In the ACUITY (Acute Catheterization and Urgent Intervention Triage Strategy) trial, 13,819 patients with moderate- and high-risk ACS, enrolled at 450 centers in 17 countries between August 2003 and December 2005, were randomized to the open-label use of 1 of 3 antithrombin regimens (heparin plus a glycoprotein IIb/IIIa inhibitor, bivalirudin plus a glycoprotein IIb/IIIa inhibitor, or bivalirudin monotherapy).

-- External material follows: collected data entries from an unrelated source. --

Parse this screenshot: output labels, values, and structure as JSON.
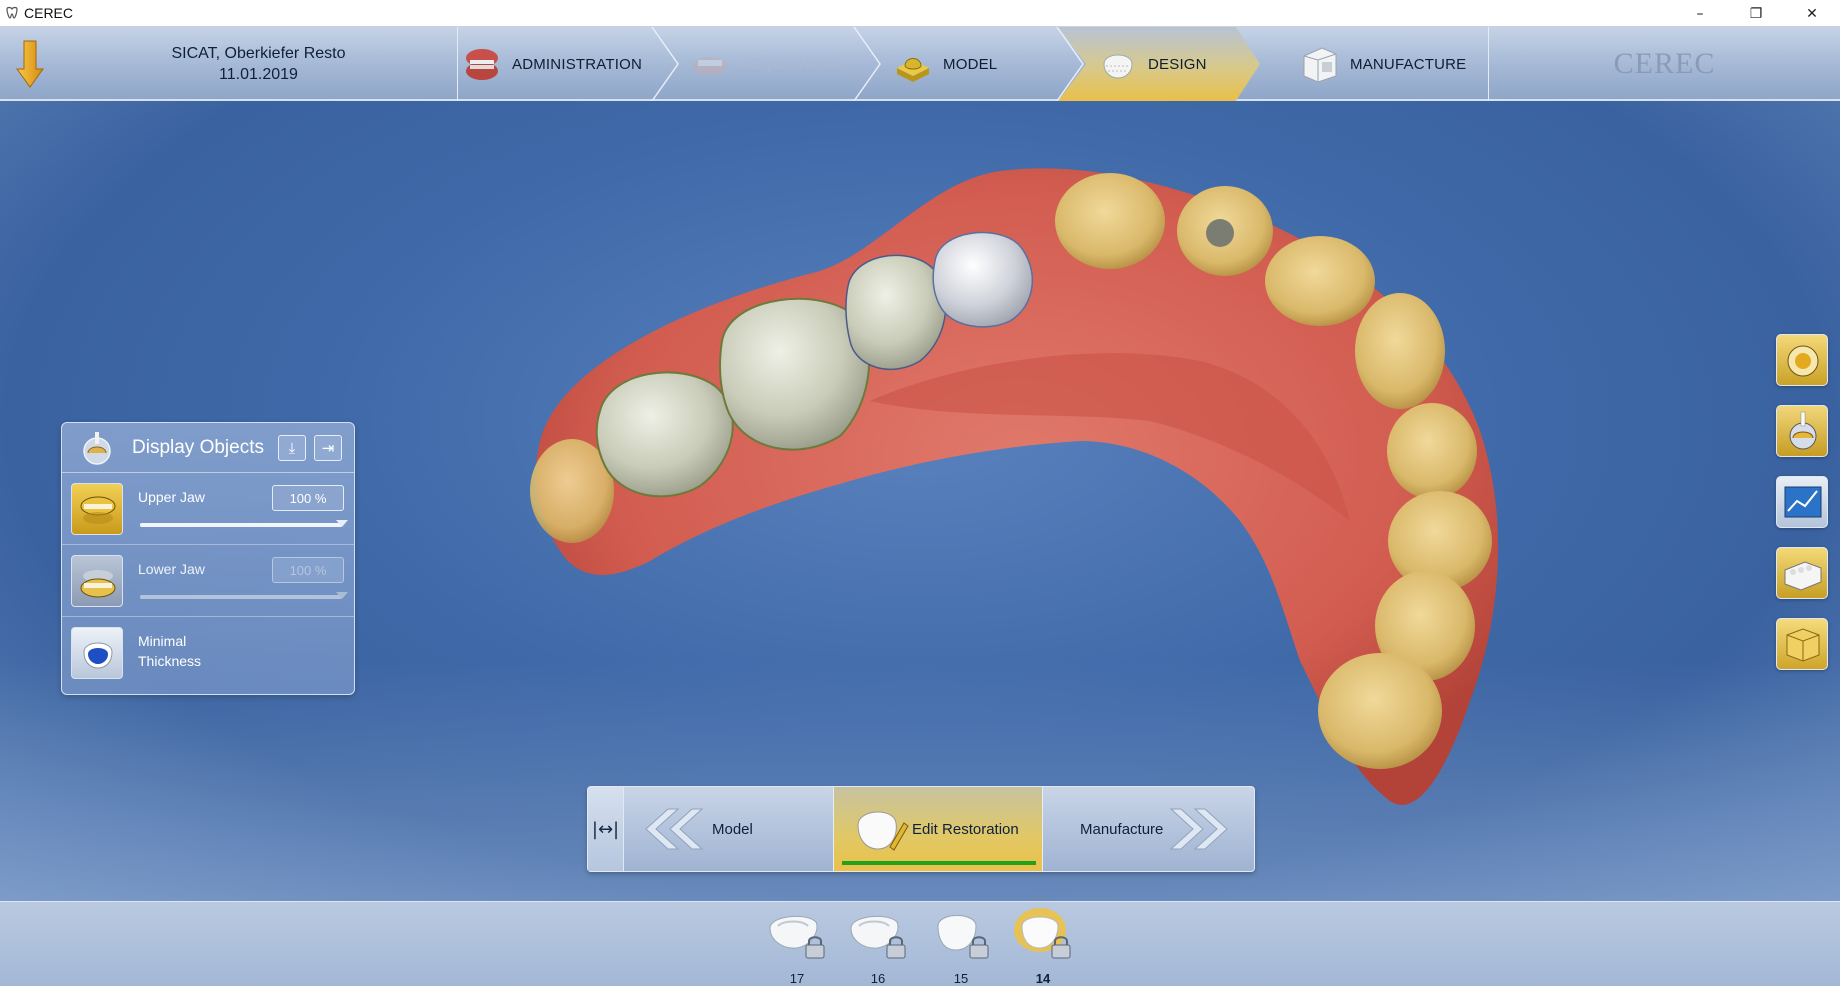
{
  "window": {
    "title": "CEREC",
    "controls": {
      "minimize": "–",
      "restore": "❐",
      "close": "✕"
    }
  },
  "patient": {
    "name": "SICAT, Oberkiefer Resto",
    "date": "11.01.2019"
  },
  "workflow": {
    "steps": [
      {
        "label": "ADMINISTRATION",
        "state": "normal"
      },
      {
        "label": "ACQUISITION",
        "state": "disabled"
      },
      {
        "label": "MODEL",
        "state": "normal"
      },
      {
        "label": "DESIGN",
        "state": "active"
      },
      {
        "label": "MANUFACTURE",
        "state": "normal"
      }
    ],
    "logo": "CEREC"
  },
  "display_objects": {
    "title": "Display Objects",
    "rows": [
      {
        "label": "Upper Jaw",
        "value": "100 %",
        "level_percent": 100
      },
      {
        "label": "Lower Jaw",
        "value": "100 %",
        "level_percent": 100
      },
      {
        "label_line1": "Minimal",
        "label_line2": "Thickness"
      }
    ]
  },
  "phase_bar": {
    "toggle_symbol": "|↔|",
    "back_label": "Model",
    "current_label": "Edit Restoration",
    "next_label": "Manufacture"
  },
  "teeth": [
    {
      "number": "17",
      "locked": true
    },
    {
      "number": "16",
      "locked": true
    },
    {
      "number": "15",
      "locked": true
    },
    {
      "number": "14",
      "locked": true,
      "active": true
    }
  ],
  "colors": {
    "viewport_blue": "#3f69a8",
    "accent_gold": "#e8c04a",
    "progress_green": "#22a11c"
  }
}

GIB within 30 days occurred in 178 patients (1.3%). Older age, baseline anemia, longer duration of study drug administration before angiogram, smoking, ST-segment deviation>or=1 mm, and diabetes were identified as independent predictors of GIB. On multivariable analysis, GIB was strongly associated with 30-day all-cause mortality (hazard ratio [HR]: 4.87 [interquartile range (IQR) 2.61 to 9.08], p<0.0001), cardiac mortality (HR: 5.35 [IQR 2.71 to 10.59], p<0.0001), and composite ischemia (HR: 1.94 [IQR 1.14 to 3.30], p=0.014), as well as with 1-year all-cause mortality (HR: 3.97 [IQR 2.64 to 5.99], p<0.0001), cardiac mortality (HR: 3.77 [IQR 2.14 to 6.63], p<0.0001), myocardial infarction (HR: 1.74 [IQR 1.01 to 3.02], p=0.047), and composite ischemia (HR: 1.90 [IQR 1.37 to 2.64], p=0.0001). Patients who experienced GIB had significantly higher rates of stent thrombosis compared with patients without GIB (5.8% vs. 2.4%, p=0.009).


GIB is a serious condition in the scenario of ACS and is independently associated with mortality and ischemic complications.